Lon-standing community efforts are continuing this year to provide Thanksgiving meals to those in challenging circumstances during the holidays.

But the effort is being undertaken in a little different manner due to the coronavirus pandemic.

Two of the ministries that have typically provided meals for the holiday are providing food boxes instead — the Greene County Thanksgiving Outreach and the Northern Greene County Churches United in Love Ministry.

The Greene County Thanksgiving Outreach, which is in its 27th year, typically provides a Thanksgiving meal on the holiday from its base at Cedar Hill Cumberland Presbyterian Church with dozens of volunteers from a number of churches and organizations preparing the food, packaging the meals in containers and delivering them.

However, this year, the outreach hopes to provide food for several meals for families rather than one, said Aaron Caton, a member of the planning committee for Greene County Thanksgiving Outreach.

The Outreach is partnering with Second Harvest Food Bank of Northeast Tennessee to provide boxes to 800 families, about the same number of families who have been served in the past, he said.

Two boxes are to be delivered to each family, Caton said.
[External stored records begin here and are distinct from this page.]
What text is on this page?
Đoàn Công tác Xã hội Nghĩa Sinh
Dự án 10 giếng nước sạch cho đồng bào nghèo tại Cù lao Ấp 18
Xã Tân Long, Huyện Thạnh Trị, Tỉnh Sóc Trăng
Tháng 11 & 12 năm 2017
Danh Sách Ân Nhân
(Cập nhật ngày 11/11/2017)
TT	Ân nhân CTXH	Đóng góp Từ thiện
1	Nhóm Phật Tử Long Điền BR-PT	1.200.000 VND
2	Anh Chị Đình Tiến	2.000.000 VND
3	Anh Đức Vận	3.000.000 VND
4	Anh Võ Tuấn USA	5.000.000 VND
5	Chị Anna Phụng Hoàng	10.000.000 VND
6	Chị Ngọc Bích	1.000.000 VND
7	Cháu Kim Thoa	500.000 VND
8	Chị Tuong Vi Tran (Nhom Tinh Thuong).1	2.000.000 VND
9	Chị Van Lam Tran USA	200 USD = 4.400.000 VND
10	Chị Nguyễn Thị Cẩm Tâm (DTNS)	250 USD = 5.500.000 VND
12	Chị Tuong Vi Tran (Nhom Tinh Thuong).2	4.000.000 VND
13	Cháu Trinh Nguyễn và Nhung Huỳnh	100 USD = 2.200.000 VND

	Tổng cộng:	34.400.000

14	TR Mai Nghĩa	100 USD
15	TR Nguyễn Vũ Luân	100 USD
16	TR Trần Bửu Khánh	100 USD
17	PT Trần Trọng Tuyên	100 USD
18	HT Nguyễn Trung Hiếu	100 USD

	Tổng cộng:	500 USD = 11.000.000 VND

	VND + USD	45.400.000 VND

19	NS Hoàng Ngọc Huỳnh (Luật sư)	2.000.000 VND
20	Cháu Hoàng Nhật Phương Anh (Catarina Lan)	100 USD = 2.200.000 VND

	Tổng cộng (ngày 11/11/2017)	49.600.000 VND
One will have non-perishable items and another with meat and dairy items, he explained. The meat will depend on what Second Harvest has on hand.

The distribution is planned for Saturday. “We have volunteers lined up to deliver the food boxes to people’s homes,” Caton said. “We are hoping that it will provide enough items to provide people meals for several days or a week.”

The organization is not accepting any more requests for boxes as all of the 800 have been designated for specific families, he said.

The Greene County Thanksgiving Outreach began as an effort of Cedar Hill Cumberland Presbyterian Church, which fed about 300 people at its first dinner. Last year, 3,828 were delivered, which involved more than 200 volunteers, 70 routes and 30 organizations.

COVID-19 safety concerns and restrictions also altered the Northern Greene County Churches United in Love Ministry’s Thanksgiving plans.

Typically the ministry, which consists of a coalition of churches serving the northern end of the county, hosts a “Thanksgiving with Friends” the day before Thanksgiving, where families can receive a free Thanksgiving meal either to eat in person or to be picked up. In the past the meal has been hosted at Union Temple Freewill Baptist Church’s Activities Building, where dozens of volunteers served up well over 1,000 dinners. Last year, about 1,350 free meals were provided.

“We just could not do the way we usually would,” said chairwoman of the organization Peggy Jones. “So we just kept working together to find a way to still help people and give them some food.”

The solution the ministry arrived at is a drive-through food box distribution, where families and individuals registered to receive a box can pick up their turkey or ham as well as other Thanksgiving staples. The food will either be frozen or nonperishable, and will not be cooked ahead of time.

“We made this decision to keep everybody safe and still get some food where it’s needed,” said Linda Evans, an organizer for the ministry’s Thanksgiving plans. “We’re still trying to get things where it needs to be but just trying to be careful.”

To plan for the meals, which will be boxed on Friday in preparation for the distribution Saturday at the ministry’s building at the intersection of West Pines and Smith Mill roads, names were collected including those who have been receiving the ministry’s assistance in other ways. Member churches were also invited to submit names to be added to the list.

“We’ve got our clients and our churches have reached out to the community and brought families that are in need,” Jones said.

This year there are 242 names on the list. Those people will receive ingredients for a full Thanksgiving dinner they can then cook at home.

“They’ll just pull up, we’ll mark their name off and put their turkey or ham and their box into the car, and they’ll drive off,” Jones explained.

The ministry is no longer accepting names.

In addition to these efforts, the Greeneville-Greene County Community Ministries is providing 300 Thanksgiving food boxes for families with children through a partnership with Second Harvest.

This effort began a number of years ago through a grant from the Feed the Children program. For the past few years, the program has been conducted through the partnership with Second Harvest, explained Carolyn Brooks, office manager and bookkeeper for the Community Ministries. The food boxes contain a complete Thanksgiving meal, including a turkey breast and the traditional sides.

The food boxes are distributed to the families of the children who have been adopted through its Christmas Angel Wings program. Families are contacted about the boxes and pick them up at the Community Ministries office.

That Christmas program was started to ensure children had Christmas gifts for the holiday, and the food boxes have been appreciated by the families as well, Brooks said.

“It is worth the effort,” she said. “We want to make sure that every child has something for Christmas morning. A lot of families are in need and the food box helps. They have appreciated them.”

Brooks said that about 200 of the boxes have already been distributed after the turkeys were provided by Second Harvest late last week. There were a few extra provided by Second Harvest, and those are being distributed to clients in other Community Ministries programs.